O dia em que o Coronel Braga perdeu o controle em solo
Décio Corrêa Publicado em 29/02/2012, às 07h47 - Atualizado em 27/07/2013, às 18h45
O homem surge esbaforido em uma cadeira de rodas, manejando-a como um “abre alas” e bradando: “Com licença, com licença, coronel, coronel... coronel Braga!”. Atropelando quem surge por seu caminho, ele se posta na frente do Braga e, com grande intimidade, larga: “Grande coronel Braga, pensei que o senhor não viesse”. E, sem dar tempo para seu interlocutor respirar, emenda: “Coronel, lembra-se de mim?”. O Braga, um grande tímido, educadamente devolve: “Claro que me lembro”. O sujeito, sentindo-se prestigiado, “cola” ao lado do Braga e passa a segui-lo, empurrando com a cadeira quem tivesse a pretensão de tomar o seu lugar.
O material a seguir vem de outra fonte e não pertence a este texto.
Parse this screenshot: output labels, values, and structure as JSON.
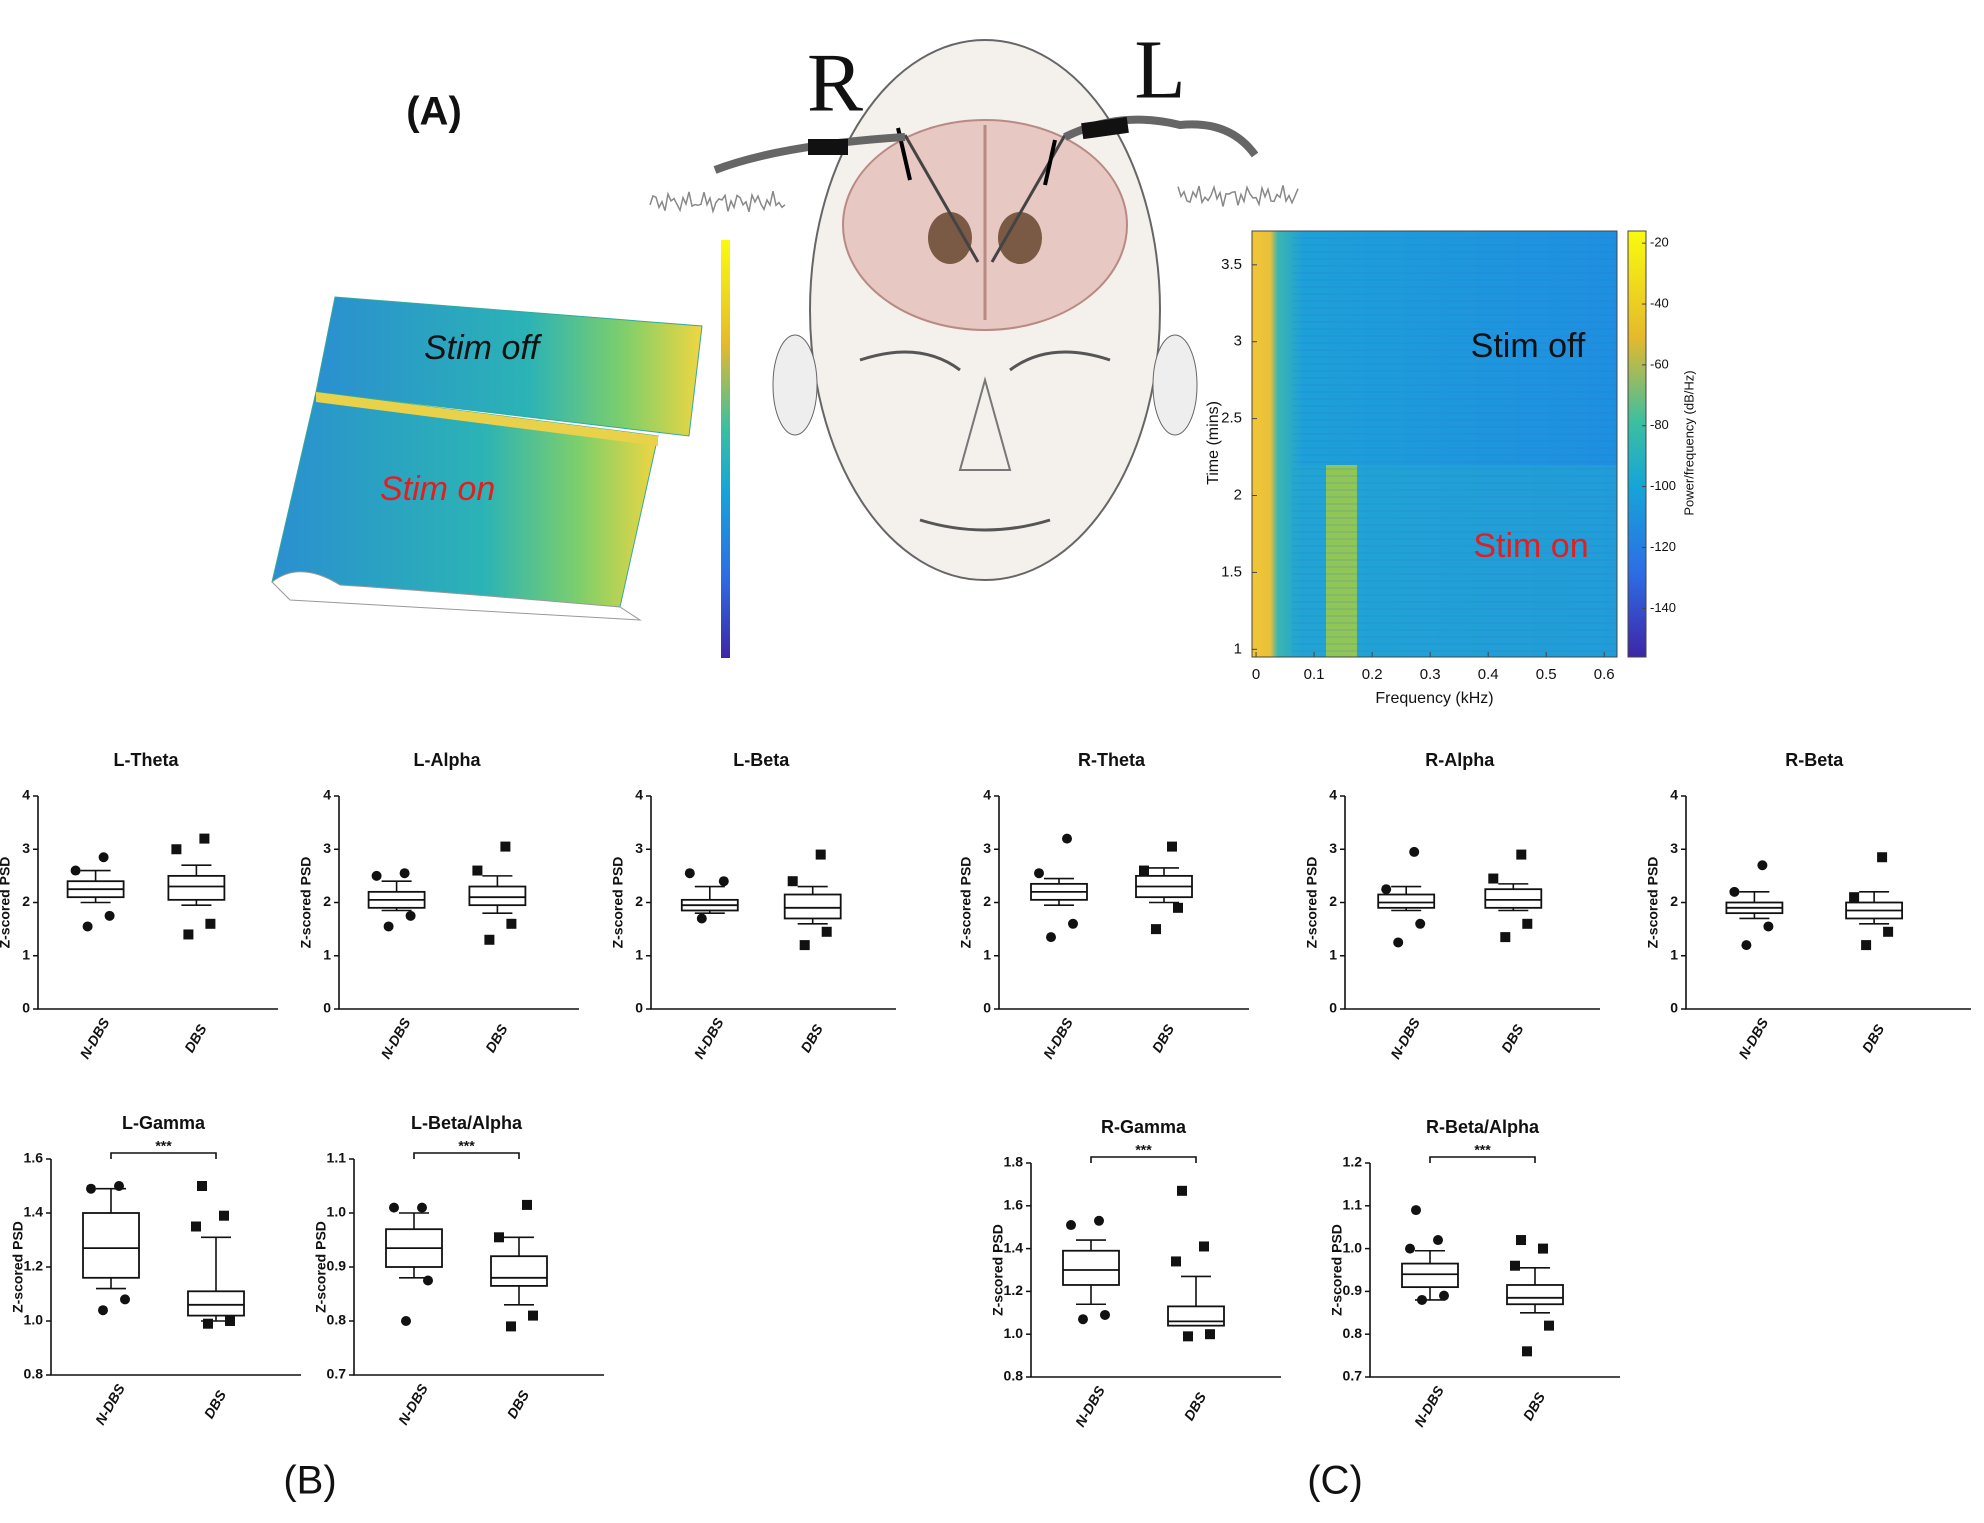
{
  "panel_labels": [
    "(A)",
    "(B)",
    "(C)"
  ],
  "illustration": {
    "right_label": "R",
    "left_label": "L"
  },
  "chart_data": [
    {
      "type": "surface",
      "annotations": [
        "Stim off",
        "Stim on"
      ]
    },
    {
      "type": "heatmap",
      "x_label": "Frequency (kHz)",
      "y_label": "Time (mins)",
      "colorbar_label": "Power/frequency (dB/Hz)",
      "annotations": [
        "Stim off",
        "Stim on"
      ],
      "xlim": [
        -0.007,
        0.622
      ],
      "xticks": [
        0,
        0.1,
        0.2,
        0.3,
        0.4,
        0.5,
        0.6
      ],
      "ylim": [
        0.95,
        3.72
      ],
      "yticks": [
        1,
        1.5,
        2,
        2.5,
        3,
        3.5
      ],
      "clim": [
        -156,
        -16
      ],
      "cticks": [
        -20,
        -40,
        -60,
        -80,
        -100,
        -120,
        -140
      ]
    },
    {
      "type": "box",
      "title": "L-Theta",
      "y_label": "Z-scored PSD",
      "categories": [
        "N-DBS",
        "DBS"
      ],
      "ylim": [
        0,
        4
      ],
      "yticks": [
        0,
        1,
        2,
        3,
        4
      ],
      "boxes": [
        {
          "whisker_low": 2.0,
          "q1": 2.1,
          "median": 2.25,
          "q3": 2.4,
          "whisker_high": 2.6,
          "points": [
            1.55,
            1.75,
            2.6,
            2.85
          ]
        },
        {
          "whisker_low": 1.95,
          "q1": 2.05,
          "median": 2.3,
          "q3": 2.5,
          "whisker_high": 2.7,
          "points": [
            1.4,
            1.6,
            3.0,
            3.2
          ]
        }
      ]
    },
    {
      "type": "box",
      "title": "L-Alpha",
      "y_label": "Z-scored PSD",
      "categories": [
        "N-DBS",
        "DBS"
      ],
      "ylim": [
        0,
        4
      ],
      "yticks": [
        0,
        1,
        2,
        3,
        4
      ],
      "boxes": [
        {
          "whisker_low": 1.85,
          "q1": 1.9,
          "median": 2.05,
          "q3": 2.2,
          "whisker_high": 2.4,
          "points": [
            1.55,
            1.75,
            2.5,
            2.55
          ]
        },
        {
          "whisker_low": 1.8,
          "q1": 1.95,
          "median": 2.1,
          "q3": 2.3,
          "whisker_high": 2.5,
          "points": [
            1.3,
            1.6,
            2.6,
            3.05
          ]
        }
      ]
    },
    {
      "type": "box",
      "title": "L-Beta",
      "y_label": "Z-scored PSD",
      "categories": [
        "N-DBS",
        "DBS"
      ],
      "ylim": [
        0,
        4
      ],
      "yticks": [
        0,
        1,
        2,
        3,
        4
      ],
      "boxes": [
        {
          "whisker_low": 1.8,
          "q1": 1.85,
          "median": 1.95,
          "q3": 2.05,
          "whisker_high": 2.3,
          "points": [
            1.7,
            2.4,
            2.55
          ]
        },
        {
          "whisker_low": 1.6,
          "q1": 1.7,
          "median": 1.9,
          "q3": 2.15,
          "whisker_high": 2.3,
          "points": [
            1.2,
            1.45,
            2.4,
            2.9
          ]
        }
      ]
    },
    {
      "type": "box",
      "title": "R-Theta",
      "y_label": "Z-scored PSD",
      "categories": [
        "N-DBS",
        "DBS"
      ],
      "ylim": [
        0,
        4
      ],
      "yticks": [
        0,
        1,
        2,
        3,
        4
      ],
      "boxes": [
        {
          "whisker_low": 1.95,
          "q1": 2.05,
          "median": 2.2,
          "q3": 2.35,
          "whisker_high": 2.45,
          "points": [
            1.35,
            1.6,
            2.55,
            3.2
          ]
        },
        {
          "whisker_low": 2.0,
          "q1": 2.1,
          "median": 2.3,
          "q3": 2.5,
          "whisker_high": 2.65,
          "points": [
            1.5,
            1.9,
            2.6,
            3.05
          ]
        }
      ]
    },
    {
      "type": "box",
      "title": "R-Alpha",
      "y_label": "Z-scored PSD",
      "categories": [
        "N-DBS",
        "DBS"
      ],
      "ylim": [
        0,
        4
      ],
      "yticks": [
        0,
        1,
        2,
        3,
        4
      ],
      "boxes": [
        {
          "whisker_low": 1.85,
          "q1": 1.9,
          "median": 2.0,
          "q3": 2.15,
          "whisker_high": 2.3,
          "points": [
            1.25,
            1.6,
            2.25,
            2.95
          ]
        },
        {
          "whisker_low": 1.85,
          "q1": 1.9,
          "median": 2.05,
          "q3": 2.25,
          "whisker_high": 2.35,
          "points": [
            1.35,
            1.6,
            2.45,
            2.9
          ]
        }
      ]
    },
    {
      "type": "box",
      "title": "R-Beta",
      "y_label": "Z-scored PSD",
      "categories": [
        "N-DBS",
        "DBS"
      ],
      "ylim": [
        0,
        4
      ],
      "yticks": [
        0,
        1,
        2,
        3,
        4
      ],
      "boxes": [
        {
          "whisker_low": 1.7,
          "q1": 1.8,
          "median": 1.9,
          "q3": 2.0,
          "whisker_high": 2.2,
          "points": [
            1.2,
            1.55,
            2.2,
            2.7
          ]
        },
        {
          "whisker_low": 1.6,
          "q1": 1.7,
          "median": 1.85,
          "q3": 2.0,
          "whisker_high": 2.2,
          "points": [
            1.2,
            1.45,
            2.1,
            2.85
          ]
        }
      ]
    },
    {
      "type": "box",
      "title": "L-Gamma",
      "y_label": "Z-scored PSD",
      "categories": [
        "N-DBS",
        "DBS"
      ],
      "significance": "***",
      "ylim": [
        0.8,
        1.6
      ],
      "yticks": [
        0.8,
        {
          "value": 1,
          "label": "1.0"
        },
        1.2,
        1.4,
        1.6
      ],
      "boxes": [
        {
          "whisker_low": 1.12,
          "q1": 1.16,
          "median": 1.27,
          "q3": 1.4,
          "whisker_high": 1.49,
          "points": [
            1.04,
            1.08,
            1.49,
            1.5
          ]
        },
        {
          "whisker_low": 1.0,
          "q1": 1.02,
          "median": 1.06,
          "q3": 1.11,
          "whisker_high": 1.31,
          "points": [
            0.99,
            1.0,
            1.35,
            1.39,
            1.5
          ]
        }
      ]
    },
    {
      "type": "box",
      "title": "L-Beta/Alpha",
      "y_label": "Z-scored PSD",
      "categories": [
        "N-DBS",
        "DBS"
      ],
      "significance": "***",
      "ylim": [
        0.7,
        1.1
      ],
      "yticks": [
        0.7,
        0.8,
        0.9,
        {
          "value": 1,
          "label": "1.0"
        },
        1.1
      ],
      "boxes": [
        {
          "whisker_low": 0.88,
          "q1": 0.9,
          "median": 0.935,
          "q3": 0.97,
          "whisker_high": 1.0,
          "points": [
            0.8,
            0.875,
            1.01,
            1.01
          ]
        },
        {
          "whisker_low": 0.83,
          "q1": 0.865,
          "median": 0.88,
          "q3": 0.92,
          "whisker_high": 0.955,
          "points": [
            0.79,
            0.81,
            0.955,
            1.015
          ]
        }
      ]
    },
    {
      "type": "box",
      "title": "R-Gamma",
      "y_label": "Z-scored PSD",
      "categories": [
        "N-DBS",
        "DBS"
      ],
      "significance": "***",
      "ylim": [
        0.8,
        1.8
      ],
      "yticks": [
        0.8,
        {
          "value": 1,
          "label": "1.0"
        },
        1.2,
        1.4,
        1.6,
        1.8
      ],
      "boxes": [
        {
          "whisker_low": 1.14,
          "q1": 1.23,
          "median": 1.3,
          "q3": 1.39,
          "whisker_high": 1.44,
          "points": [
            1.07,
            1.09,
            1.51,
            1.53
          ]
        },
        {
          "whisker_low": 1.04,
          "q1": 1.04,
          "median": 1.06,
          "q3": 1.13,
          "whisker_high": 1.27,
          "points": [
            0.99,
            1.0,
            1.34,
            1.41,
            1.67
          ]
        }
      ]
    },
    {
      "type": "box",
      "title": "R-Beta/Alpha",
      "y_label": "Z-scored PSD",
      "categories": [
        "N-DBS",
        "DBS"
      ],
      "significance": "***",
      "ylim": [
        0.7,
        1.2
      ],
      "yticks": [
        0.7,
        0.8,
        0.9,
        {
          "value": 1,
          "label": "1.0"
        },
        1.1,
        1.2
      ],
      "boxes": [
        {
          "whisker_low": 0.88,
          "q1": 0.91,
          "median": 0.94,
          "q3": 0.965,
          "whisker_high": 0.995,
          "points": [
            0.88,
            0.89,
            1.0,
            1.02,
            1.09
          ]
        },
        {
          "whisker_low": 0.85,
          "q1": 0.87,
          "median": 0.885,
          "q3": 0.915,
          "whisker_high": 0.955,
          "points": [
            0.76,
            0.82,
            0.96,
            1.0,
            1.02
          ]
        }
      ]
    }
  ]
}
O coronel Arthur Braga, eterno “chefe” da Esquadrilha da Fumaça, acostumado a enfrentar o perigo em cada voo, tenta esconder o desconcerto diante da situação, comum e aterrorizante para qualquer um que se apresente para públicos de milhares de pessoas. Ali, naquele aeroclube mineiro, depois de sua apresentação com o famoso NA-T-6, todos o conheciam, mas ele não sabia quem eram mais do que algumas poucos velhos amigos. Diante da feição do inquiridor, fazendo aquela cara de pré-ofendido, a atração principal do show aéreo não poderia desapontar aquele senhor, principalmente diante do grande contingente que o cercava para dar as boas-vindas no pátio do aeroporto.
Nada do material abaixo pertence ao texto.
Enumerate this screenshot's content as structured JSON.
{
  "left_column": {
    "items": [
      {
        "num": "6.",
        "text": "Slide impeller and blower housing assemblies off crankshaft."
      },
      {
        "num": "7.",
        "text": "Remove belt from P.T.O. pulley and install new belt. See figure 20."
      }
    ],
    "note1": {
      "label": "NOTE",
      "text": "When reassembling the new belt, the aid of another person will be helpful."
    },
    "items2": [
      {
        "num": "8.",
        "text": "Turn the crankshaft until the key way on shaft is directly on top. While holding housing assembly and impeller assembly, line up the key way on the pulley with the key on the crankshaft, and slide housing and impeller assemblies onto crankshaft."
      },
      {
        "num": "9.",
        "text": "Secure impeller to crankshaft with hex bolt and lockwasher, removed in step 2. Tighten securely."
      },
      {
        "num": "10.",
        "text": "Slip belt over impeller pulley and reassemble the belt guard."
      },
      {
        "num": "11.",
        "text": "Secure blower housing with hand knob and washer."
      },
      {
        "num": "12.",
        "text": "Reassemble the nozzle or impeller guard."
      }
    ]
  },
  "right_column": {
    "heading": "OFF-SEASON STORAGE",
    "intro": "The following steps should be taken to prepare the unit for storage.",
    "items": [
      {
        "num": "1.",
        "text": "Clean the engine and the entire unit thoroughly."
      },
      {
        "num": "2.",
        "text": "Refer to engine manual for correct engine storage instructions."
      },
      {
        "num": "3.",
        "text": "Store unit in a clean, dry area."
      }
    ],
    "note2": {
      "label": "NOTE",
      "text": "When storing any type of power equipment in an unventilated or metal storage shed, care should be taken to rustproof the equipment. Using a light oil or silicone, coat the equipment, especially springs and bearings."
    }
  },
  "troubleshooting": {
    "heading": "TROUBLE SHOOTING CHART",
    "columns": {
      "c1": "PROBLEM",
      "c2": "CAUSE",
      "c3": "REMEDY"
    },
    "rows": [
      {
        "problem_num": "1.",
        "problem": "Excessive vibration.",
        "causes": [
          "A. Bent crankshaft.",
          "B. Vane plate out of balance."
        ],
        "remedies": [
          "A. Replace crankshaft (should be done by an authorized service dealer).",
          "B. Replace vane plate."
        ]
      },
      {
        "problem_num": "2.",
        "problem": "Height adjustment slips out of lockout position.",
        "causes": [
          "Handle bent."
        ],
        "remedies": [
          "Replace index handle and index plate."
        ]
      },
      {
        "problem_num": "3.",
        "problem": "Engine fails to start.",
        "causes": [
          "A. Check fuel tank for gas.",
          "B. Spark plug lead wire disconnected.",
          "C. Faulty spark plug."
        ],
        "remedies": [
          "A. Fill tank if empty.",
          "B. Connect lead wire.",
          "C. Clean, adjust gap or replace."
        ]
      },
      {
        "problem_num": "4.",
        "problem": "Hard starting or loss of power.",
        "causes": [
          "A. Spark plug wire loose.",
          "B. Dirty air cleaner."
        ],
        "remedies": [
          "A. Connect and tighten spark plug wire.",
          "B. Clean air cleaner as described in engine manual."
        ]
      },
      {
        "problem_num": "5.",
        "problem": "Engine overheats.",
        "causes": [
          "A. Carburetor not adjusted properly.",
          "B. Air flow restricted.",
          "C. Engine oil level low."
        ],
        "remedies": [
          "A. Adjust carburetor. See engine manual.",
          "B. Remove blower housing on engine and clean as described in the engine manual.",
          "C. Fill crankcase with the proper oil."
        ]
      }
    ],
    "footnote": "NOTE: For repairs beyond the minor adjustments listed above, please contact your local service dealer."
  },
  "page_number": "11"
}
Braga segue dali para o restaurante do aeroclube, onde seria servido um almoço. Sem largar a “perna do macacão de voo” do coronel, o cadeirante ocupa o lado dele na mesa e passa a “alugar” seu ídolo com perguntas de antigos integrantes da Fumaça. “Como vai o Capitão Land? E o tenente fulano? E o capitão sicrano? O major beltrano?”. E não para mais de falar. Quem o ouvia perguntar com tanta intimidade, podia supor que era realmente uma pessoa muito próxima ao velho coronel. O Braga, vermelho como um pimentão, quando tentava responder alguma coisa, era interpelado pelo “artista”, que não o perdoava: “Coronel, o senhor lembra-se mesmo de mim?”.
O constrangimento é geral e todos tentam encontrar uma forma de tirar o Braga do sufoco. O almoço começa a ser servido e o homem não mexe na comida. Puxa o Braga pela manga do macacão e “sapeca”: “E o Coronel Delcio, como vai?”. Depois de mais uma dezena de perguntas, além de outras tantas, começa o martírio final: “O senhor lembra-se mesmo de mim?”. Enfim, a punhalada: “Coronel, vamos ver se o senhor tem tomado muito fosfato. De onde é que o senhor se lembra de mim?”. O famoso Braga, herói de toda uma geração de aviadores, mestre na pilotagem de um NA-T-6, está totalmente vencido por aquela figura de pessoa. Sem ter por onde sair, balbucia: “Claro que eu me lembro do senhor, só não lembro bem de onde”. O artista, olhando para a plateia com um olhar vencedor, arremata: “No dia 17 de maio de 1965, quando a Esquadrilha da Fumaça esteve aqui, exatamente há 25 anos, fui o motorista que levou vocês para o hotel. Só que naquele tempo eu pilotava uma Kombi e hoje piloto uma cadeira de rodas”. Se alguém pudesse ser fuzilado com os olhos, aquele homem cairia fulminado sobre o prato de comida.